True (VIS) Lies: Analyzing How Generative AI Recognizes Intentionality, Rhetoric, and Misleadingness in Visualization Lies

This study investigates the ability of multimodal Large Language Models (LLMs) to identify and interpret misleading visualizations, and recognize these observations along with their underlying causes and potential intentionality. Our analysis leverages concepts from visualization rhetoric and a newly developed taxonomy of authorial intents as explanatory lenses. We formulated three research questions and addressed them experimentally using a dataset of 2,336 COVID-19-related tweets, half of which contain misleading visualizations, and supplemented it with real-world examples of perceptual, cognitive, and conceptual errors drawn from VisLies, the IEEE VIS community event dedicated to showcasing deceptive and misleading visualizations. To ensure broad coverage of the current LLM landscape, we evaluated 16 state-of-the-art models. Among them, 15 are open-weight models, spanning a wide range of model sizes, architectural families, and reasoning capabilities. The selection comprises small models, namely Nemotron-Nano-V2-VL (12B parameters), Mistral-Small-3.2 (24B), DeepSeek-VL2 (27B), Gemma3 (27B), and GTA1 (32B); medium-sized models, namely Qianfan-VL (70B), Molmo (72B), GLM-4.5V (108B), LLaVA-NeXT (110B), and Pixtral-Large (124B); and large models, namely Qwen3-VL (235B), InternVL3.5 (241B), Step3 (321B), Llama-4-Maverick (400B), and Kimi-K2.5 (1000B). In addition, we employed OpenAI GPT-5.4, a frontier proprietary model. To establish a human perspective on these tasks, we also conducted a user study with visualization experts to assess how people perceive rhetorical techniques and the authorial intentions behind the same misleading visualizations. This allows comparison between model and expert behavior, revealing similarities and differences that provide insights into where LLMs align with human judgment and where they diverge.

翻译：本研究探究多模态大型语言模型（LLMs）识别与解读误导性可视化，并理解这些观察结果及其根本原因与潜在意图性的能力。

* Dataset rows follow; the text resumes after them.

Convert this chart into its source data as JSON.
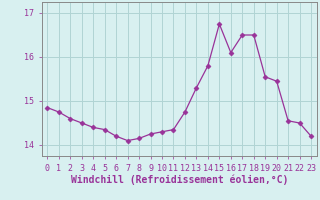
{
  "x": [
    0,
    1,
    2,
    3,
    4,
    5,
    6,
    7,
    8,
    9,
    10,
    11,
    12,
    13,
    14,
    15,
    16,
    17,
    18,
    19,
    20,
    21,
    22,
    23
  ],
  "y": [
    14.85,
    14.75,
    14.6,
    14.5,
    14.4,
    14.35,
    14.2,
    14.1,
    14.15,
    14.25,
    14.3,
    14.35,
    14.75,
    15.3,
    15.8,
    16.75,
    16.1,
    16.5,
    16.5,
    15.55,
    15.45,
    14.55,
    14.5,
    14.2
  ],
  "line_color": "#993399",
  "marker": "D",
  "marker_size": 2.5,
  "background_color": "#d8f0f0",
  "grid_color": "#b0d4d4",
  "xlabel": "Windchill (Refroidissement éolien,°C)",
  "xlabel_fontsize": 7,
  "tick_color": "#993399",
  "tick_fontsize": 6,
  "ylim": [
    13.75,
    17.25
  ],
  "yticks": [
    14,
    15,
    16,
    17
  ],
  "xlim": [
    -0.5,
    23.5
  ],
  "spine_color": "#888888"
}
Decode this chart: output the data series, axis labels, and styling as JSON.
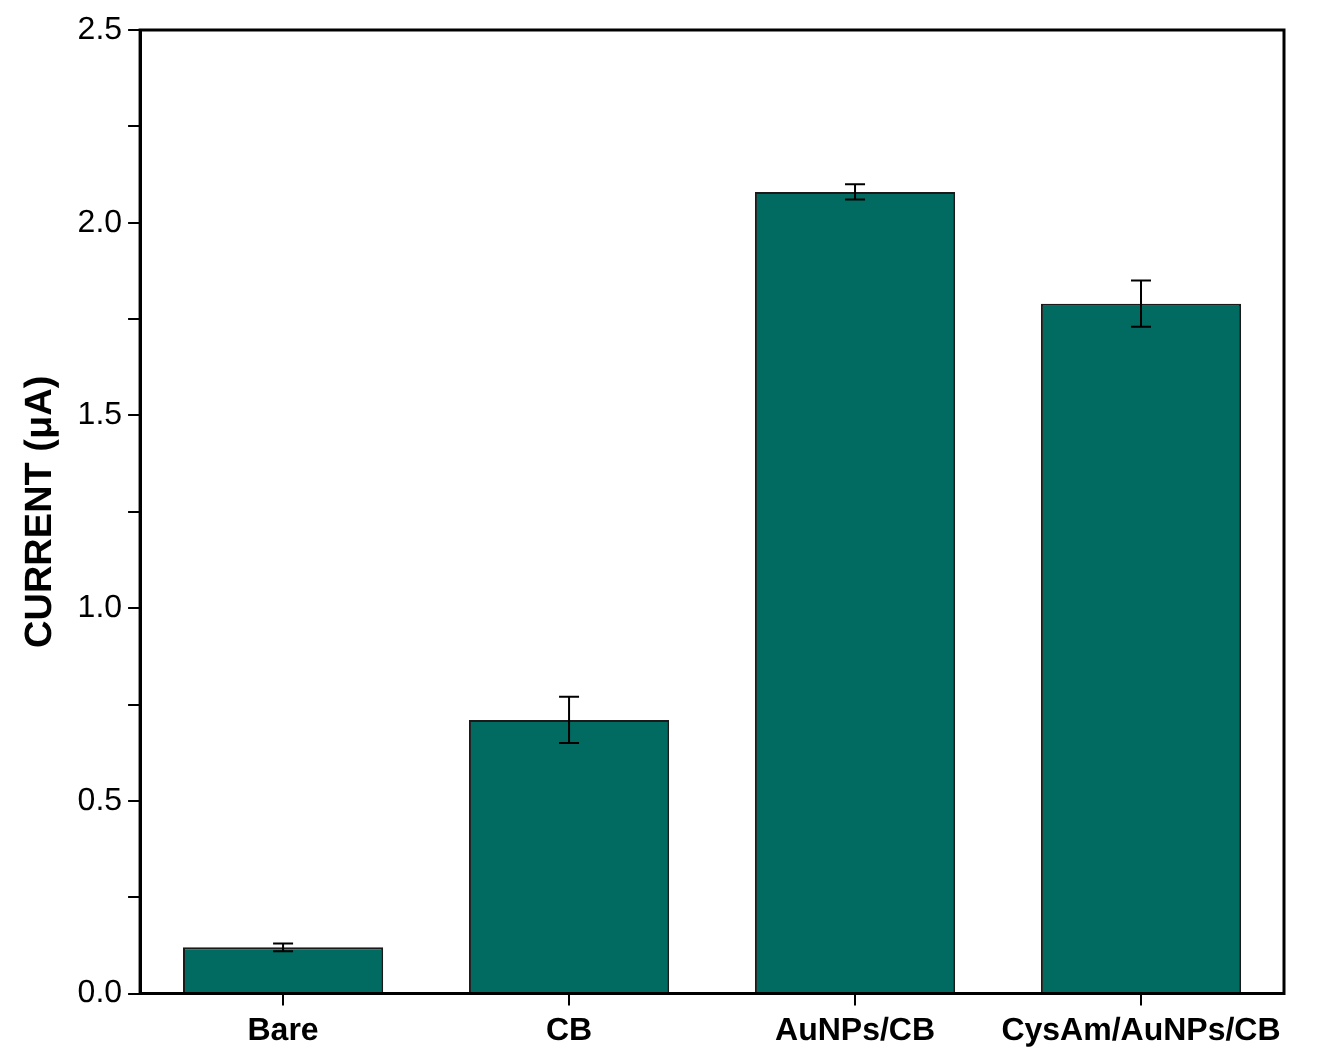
{
  "chart_data": {
    "type": "bar",
    "ylabel": "CURRENT (μA)",
    "categories": [
      "Bare",
      "CB",
      "AuNPs/CB",
      "CysAm/AuNPs/CB"
    ],
    "values": [
      0.12,
      0.71,
      2.08,
      1.79
    ],
    "errors": [
      0.01,
      0.06,
      0.02,
      0.06
    ],
    "color": "#016a61",
    "ylim": [
      0,
      2.5
    ],
    "yticks": [
      "0.0",
      {
        "value": 0.25,
        "label": null
      },
      0.5,
      {
        "value": 0.75,
        "label": null
      },
      "1.0",
      {
        "value": 1.25,
        "label": null
      },
      1.5,
      {
        "value": 1.75,
        "label": null
      },
      "2.0",
      {
        "value": 2.25,
        "label": null
      },
      2.5
    ],
    "grid": false,
    "legend": false
  }
}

我们的分析借鉴了可视化修辞学的概念，以及新开发的作者意图分类体系，以此作为解释框架。我们提出了三个研究问题，并通过实验进行解答：实验采用包含2336条与COVID-19相关推文的数据集（其中一半包含误导性可视化），并辅以来自VisLies的真实案例（VisLies是IEEE VIS社区专门展示欺骗性与误导性可视化作品的特别活动），涵盖感知性、认知性与概念性错误。为确保覆盖当前大语言模型领域的广泛性，我们评估了16个最先进的模型。其中15个为开放权重模型，涵盖不同模型规模、架构系列与推理能力。所选模型包括：小型模型——Nemotron-Nano-V2-VL（12B参数）、Mistral-Small-3.2（24B）、DeepSeek-VL2（27B）、Gemma3（27B）与GTA1（32B）；中型模型——Qianfan-VL（70B）、Molmo（72B）、GLM-4.5V（108B）、LLaVA-NeXT（110B）与Pixtral-Large（124B）；以及大型模型——Qwen3-VL（235B）、InternVL3.5（241B）、Step3（321B）、Llama-4-Maverick（400B）与Kimi-K2.5（1000B）。此外，我们还使用了前沿专有模型OpenAI GPT-5.4。为建立人类视角的基准，我们邀请可视化专家进行用户研究，评估人类如何感知相同误导性可视化中的修辞手法与作者意图。这使我们能够对比模型与专家的行为，揭示其异同，从而深入理解大语言模型在哪些方面与人类判断一致，又在哪些方面存在分歧。